L’indemnisation des préjudices causés par la violation d’un droit de propriété intellectuelle

De nombreux droits sont conférés au titulaire d’une marque, d’un brevet, d’un droit d’auteur ou d’un dessin et modèle. Néanmoins, il est essentiel pour le titulaire de droits de disposer d’une voie de recours efficace, afin qu’il puisse obtenir réparation du préjudice subi du fait d’un acte portant atteinte à ses droits. Si elle veut être complète, cette protection se doit d’adopter des mécanismes visant à assurer aux titulaires de droits une sécurité établie. Cette tâche est loin d’être facile, et dépend surtout du type de droit concerné.

L’arrêt de la Cour de cassation du 8 juin 2017 (n°15-21.237) illustre le fait qu’il n’est pas suffisant pour le titulaire de droit de démontrer qu’un/des acte(s) de contrefaçon a/ont été commis afin d’obtenir des dommages et intérêts. Voici les faits : depuis 1933, la société Cheval Blanc est titulaire de la marque semi-figurative Cheval Blanc, qui désigne des vins. En 2008, celle-ci assigne la société Y en demandant l’annulation de deux marques, dont une pour contrefaçon de la marque [BR1] « Cheval Blanc ». Cette dénomination sociale a-t-elle porté atteinte à la marque ? La Cour de cassation a répondu favorablement à cette question mais a considéré qu’interdire le contrefacteur d’utiliser le terme « Cheval Blanc » suffisait pour « assurer la réparation intégrale du préjudice résultant de la contrefaçon de marque subie pour la société Cheval Blanc ». Cet arrêt permet de rappeler que tout préjudice commis par violation d’un droit de propriété intellectuelle doit être réparé dans son intégralité sans perte ni profit pour aucune des parties. L’article L. 716-14 du Code de la propriété intellectuelle donne des précisions sur la question des dommages et intérêts en cas de contrefaçon de marque. L’article prévoit deux méthodes de calcul des indemnisations. Dans la première méthode, la juridiction doit prendre en considération 3 éléments :

  • Les conséquences économiques négatives de la contrefaçon, dont le manque à gagner et la perte subis par la partie lésée ;
  • Le préjudice moral causé à cette dernière ;
  • Et les bénéfices réalisés par le contrefacteur, y compris les économies d’investissements intellectuels, matériels et promotionnels que celui-ci a retirées de la contrefaçon.

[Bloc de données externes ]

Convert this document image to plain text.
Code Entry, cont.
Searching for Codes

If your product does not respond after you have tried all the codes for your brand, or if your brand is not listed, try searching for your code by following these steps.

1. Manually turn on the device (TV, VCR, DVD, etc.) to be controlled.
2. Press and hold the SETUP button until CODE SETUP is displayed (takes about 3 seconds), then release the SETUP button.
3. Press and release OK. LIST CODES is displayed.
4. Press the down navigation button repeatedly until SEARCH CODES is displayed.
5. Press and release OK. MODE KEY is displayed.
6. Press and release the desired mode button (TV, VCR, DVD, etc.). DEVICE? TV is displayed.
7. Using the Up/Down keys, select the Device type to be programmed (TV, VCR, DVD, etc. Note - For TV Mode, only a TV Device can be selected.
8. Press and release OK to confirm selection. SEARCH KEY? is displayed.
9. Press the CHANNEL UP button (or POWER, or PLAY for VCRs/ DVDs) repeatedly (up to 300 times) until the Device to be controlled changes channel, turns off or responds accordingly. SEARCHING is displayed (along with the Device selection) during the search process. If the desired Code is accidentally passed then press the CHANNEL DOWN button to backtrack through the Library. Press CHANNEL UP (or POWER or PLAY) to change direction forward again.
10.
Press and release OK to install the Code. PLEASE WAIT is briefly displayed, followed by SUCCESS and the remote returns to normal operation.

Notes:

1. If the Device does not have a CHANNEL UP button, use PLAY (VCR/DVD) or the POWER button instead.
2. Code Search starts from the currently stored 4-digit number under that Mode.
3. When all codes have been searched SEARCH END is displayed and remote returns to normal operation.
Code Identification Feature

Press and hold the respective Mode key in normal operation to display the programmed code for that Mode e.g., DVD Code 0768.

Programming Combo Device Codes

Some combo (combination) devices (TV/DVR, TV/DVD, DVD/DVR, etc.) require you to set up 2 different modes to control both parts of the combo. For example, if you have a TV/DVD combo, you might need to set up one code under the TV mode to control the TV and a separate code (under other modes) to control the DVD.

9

Une seconde méthode, alternative, peut être sollicitée par la partie lésée. Elle revient à allouer à titre de dommages et intérêts une somme forfaitaire. Cette somme doit être supérieure au montant des redevances ou droits qui auraient été dus si le contrefacteur avait demandé l’autorisation d’utiliser le droit auquel il a porté atteinte. Cette somme n’est pas exclusive de l’indemnisation du préjudice moral causé à la partie lésée.

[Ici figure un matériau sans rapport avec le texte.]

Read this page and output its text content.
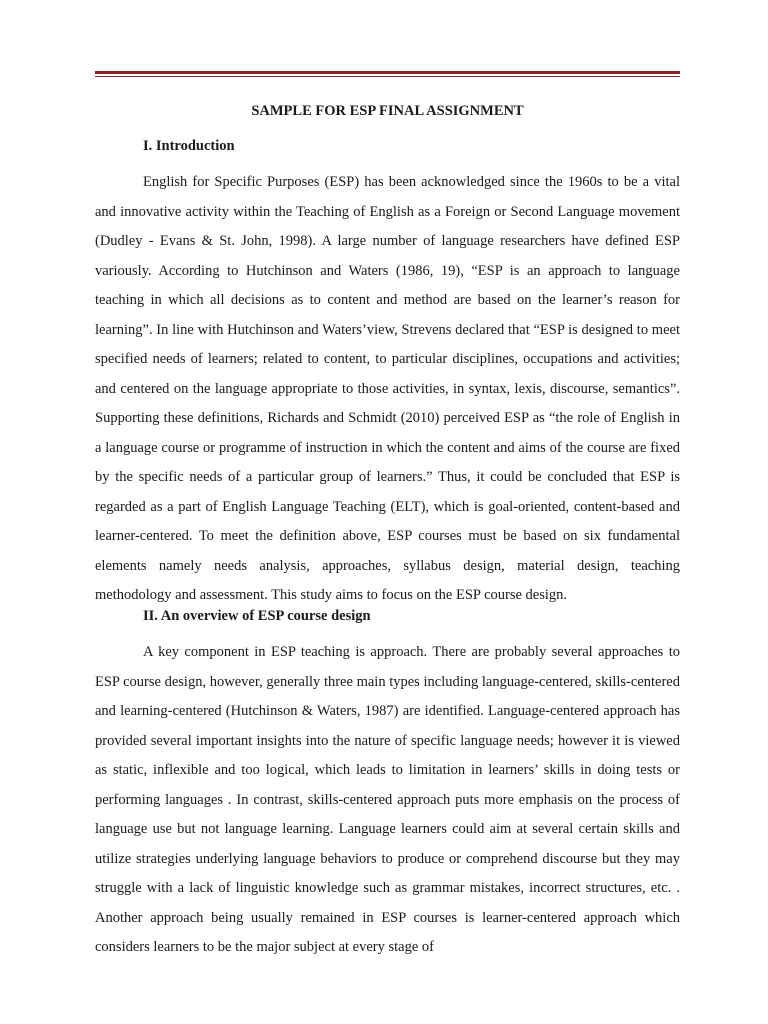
SAMPLE FOR ESP FINAL ASSIGNMENT
I. Introduction

English for Specific Purposes (ESP) has been acknowledged since the 1960s to be a vital and innovative activity within the Teaching of English as a Foreign or Second Language movement (Dudley - Evans & St. John, 1998). A large number of language researchers have defined ESP variously. According to Hutchinson and Waters (1986, 19), “ESP is an approach to language teaching in which all decisions as to content and method are based on the learner’s reason for learning”. In line with Hutchinson and Waters’view, Strevens declared that “ESP is designed to meet specified needs of learners; related to content, to particular disciplines, occupations and activities; and centered on the language appropriate to those activities, in syntax, lexis, discourse, semantics”. Supporting these definitions, Richards and Schmidt (2010) perceived ESP as “the role of English in a language course or programme of instruction in which the content and aims of the course are fixed by the specific needs of a particular group of learners.” Thus, it could be concluded that ESP is regarded as a part of English Language Teaching (ELT), which is goal-oriented, content-based and learner-centered. To meet the definition above, ESP courses must be based on six fundamental elements namely needs analysis, approaches, syllabus design, material design, teaching methodology and assessment. This study aims to focus on the ESP course design.

II. An overview of ESP course design

A key component in ESP teaching is approach. There are probably several approaches to ESP course design, however, generally three main types including language-centered, skills-centered and learning-centered (Hutchinson & Waters, 1987) are identified. Language-centered approach has provided several important insights into the nature of specific language needs; however it is viewed as static, inflexible and too logical, which leads to limitation in learners’ skills in doing tests or performing languages . In contrast, skills-centered approach puts more emphasis on the process of language use but not language learning. Language learners could aim at several certain skills and utilize strategies underlying language behaviors to produce or comprehend discourse but they may struggle with a lack of linguistic knowledge such as grammar mistakes, incorrect structures, etc. . Another approach being usually remained in ESP courses is learner-centered approach which considers learners to be the major subject at every stage of
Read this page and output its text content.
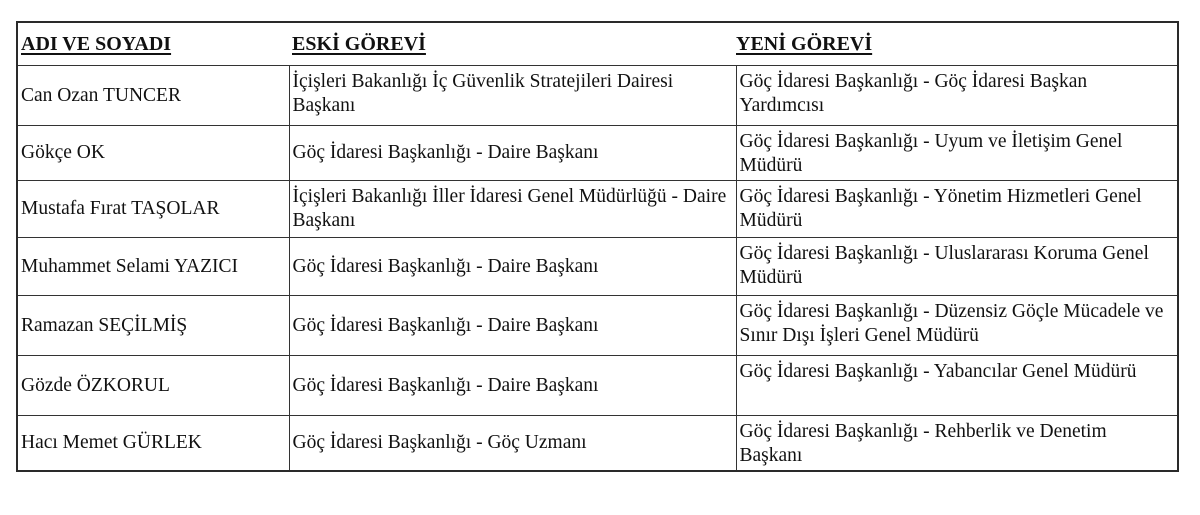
ADI VE SOYADI	ESKİ GÖREVİ	YENİ GÖREVİ
Can Ozan TUNCER	İçişleri Bakanlığı İç Güvenlik Stratejileri Dairesi Başkanı	Göç İdaresi Başkanlığı - Göç İdaresi Başkan Yardımcısı
Gökçe OK	Göç İdaresi Başkanlığı - Daire Başkanı	Göç İdaresi Başkanlığı - Uyum ve İletişim Genel Müdürü
Mustafa Fırat TAŞOLAR	İçişleri Bakanlığı İller İdaresi Genel Müdürlüğü - Daire Başkanı	Göç İdaresi Başkanlığı - Yönetim Hizmetleri Genel Müdürü
Muhammet Selami YAZICI	Göç İdaresi Başkanlığı - Daire Başkanı	Göç İdaresi Başkanlığı - Uluslararası Koruma Genel Müdürü
Ramazan SEÇİLMİŞ	Göç İdaresi Başkanlığı - Daire Başkanı	Göç İdaresi Başkanlığı - Düzensiz Göçle Mücadele ve Sınır Dışı İşleri Genel Müdürü
Gözde ÖZKORUL	Göç İdaresi Başkanlığı - Daire Başkanı	Göç İdaresi Başkanlığı - Yabancılar Genel Müdürü
Hacı Memet GÜRLEK	Göç İdaresi Başkanlığı - Göç Uzmanı	Göç İdaresi Başkanlığı - Rehberlik ve Denetim Başkanı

Contrairement aux États-Unis où il est permis d’obtenir des dommages et intérêts punitifs pouvant s’élever à plusieurs millions de dollars, en France il est essentiel de fournir des preuves que les sommes perdues correspondent au préjudice réellement subi. En matière de droit d’auteur, l’article 13 de la directive 2004/48/CE du 29 avril 2004 relative au respect des droits de propriété intellectuelle dispose que « les États membres veillent à ce que, à la demande de la partie lésée, les autorités judiciaires compétentes ordonnent au contrevenant (…) de verser au titulaire du droit des dommages-intérêts adaptés au préjudice que celui-ci a réellement subi du fait de l’atteinte. » Le titulaire des droits d’auteur peut également réclamer la réparation de son préjudice moral, point précisé par la Cour de justice de l’Union européenne dans sa décision Liffers, C-99/15.  Cette décision affirme le désir d’accorder une protection élevée pour les droits d’auteurs, et distingue bien l’évaluation forfaiture liée au préjudice matériel subi par le titulaire de droit, et le préjudice moral subi, deux concepts indépendants.

Cependant en pratique, et dans la majorité des cas, la détermination des indemnisations par les juges se fait à leur entière discrétion. Les dommages étant souvent très modestes, un titulaire de droits n’intente généralement pas une action devant les tribunaux dans l’espoir d’obtenir une somme d’argent, mais plutôt d’obtenir une mesure injonctive, une publication de décision ou encore afin de se façonner une réputation « agressive » face à ses concurrents.

L’évaluation des préjudices causés par violation de droits de la propriété intellectuelle demeure un enjeu économique important, et nécessite un accompagnement par des professionnels.